Und eine solche Glaskuppel befindet sich in einem zweiten Börsengebäude, nicht weit von der Corn Exchange. Es ist die Royal Exchange (Königliche Börse). Mein Weg führt mich einfach deshalb dorthin, weil Brecht im Royal Exchange Theatre aufgeführt wird. Meine Vorstellung von diesem Theater ging etwa in die folgende Richtung: Was immer dieses Börsengebäude heute ausmachen mag (Läden, Restaurants, Büros), irgendwo würde ich eine Treppe hinunter in den Keller suchen müssen, um ins Theater zu finden. In dieser Vorahnung betrete ich das Gebäude und bin perplex. Wieder ein Rund, über dessen Mitte die Glaskuppel schwebt, unter ihr die Theaterbühne, zu vier Fünfteln rundherum eingefasst durch die Zuschauerränge, von ebenbühnig (= ebenerdig) bis hinauf zum zweiten „Balkon“. Ein Theater wie ein Zirkusrund. Um das eigentliche Theater herum die obligatorischen Gelegenheiten für den kleinen Imbiss vor und nach der Vorstellung wie auch in den Pausen.
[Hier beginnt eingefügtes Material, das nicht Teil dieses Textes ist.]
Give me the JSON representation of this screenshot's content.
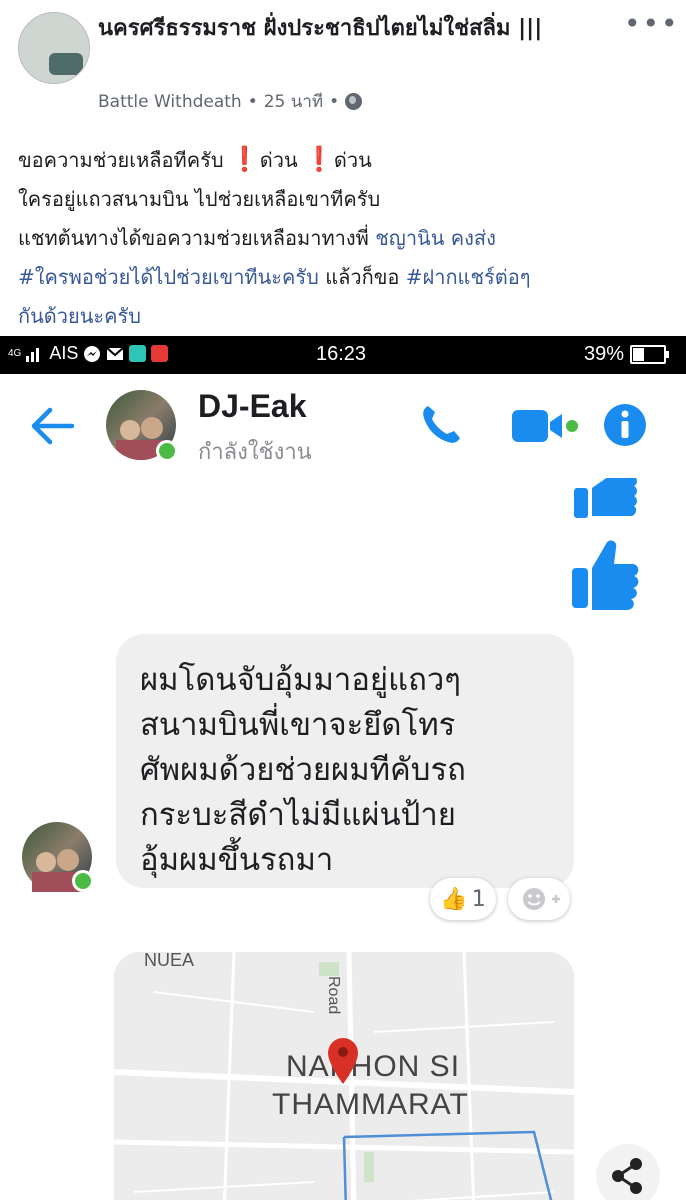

Der Marketender-Wagen, den anfangs noch die Söhne „der Courage“ ziehen, ist ein kleiner (ursprünglich) Lieferwagen, aus dem heraus Speiseeis verkauft wird, hier mit einer Aufschrift, die zu Deutsch etwa besagen würde „Speiseeis mit ,Warentest’-Urteil sehr gut“. Dass ein solcher Wagen nicht in den Dreißigjährigen Krieg passt, in dem Brecht das Stück spielen lässt, ist nun bereits klar. Die Soldaten tragen Tarnuniformen, wie sie heutzutage in vielen TV-Nachrichten zu sehen sind – Nationen-unspezifisch. Die kriegführenden Parteien sind die Roten und Blauen (und nicht wie im Originaltext die Schweden und die Kaiserlichen). Die musikalischen Einlagen sind neu komponiert, geben aber – so fand ich – die Brechtsche Intention zeitangepasst gut wieder. An der Handlung selbst findet keine „entstellende“ Änderung statt, ebensowenig wie am Textstrang. (Wort für Wort kann ich’s nicht beurteilen, weil die Schauspieler – sie sind großartig – eine sehr volkstümliche nordenglische, mir nicht immer en detail verständliche Mundart sprechen.)

Brecht als ausgewiesener Dialektiker war ein Propagandist der Idee, dass die Dinge sich fortwährend ändern. (Sein Lied von der Moldau ist ein Beispiel:

„Am Grunde der Moldau wandern die Steine

Es liegen drei Kaiser begraben in Prag.

Das Große bleibt groß nicht und klein nicht das Kleine.

Die Nacht hat zwölf Stunden, dann kommt schon der Tag.

Es wechseln die Zeiten. Die riesigen Pläne

Der Mächtigen kommen am Ende zum Halt.

Und gehn sie einher auch wie blutige Hähne

Es wechseln die Zeiten, da hilft kein Gewalt.“)

Auf sich selbst bezogen war er wohl weniger veränderungsbereit. Er hat für seine „Mutter Courage“ Regieanweisungen verbindlich für jede, auch künftige, Inszenierung festgelegt. So kam es, dass die beiden Aufführungen, die ich bis dato in Deutschland gesehen hatte, sich kaum voneinander unterschieden. Langweilig. Die Aufführung in Manchester hingegen ignoriert seine Anweisungen und versorgt somit die „Mutter“ mit frischem Blut. Ich glaube sogar, Brecht wäre einsichtig gewesen und zufrieden mit der englischen Art.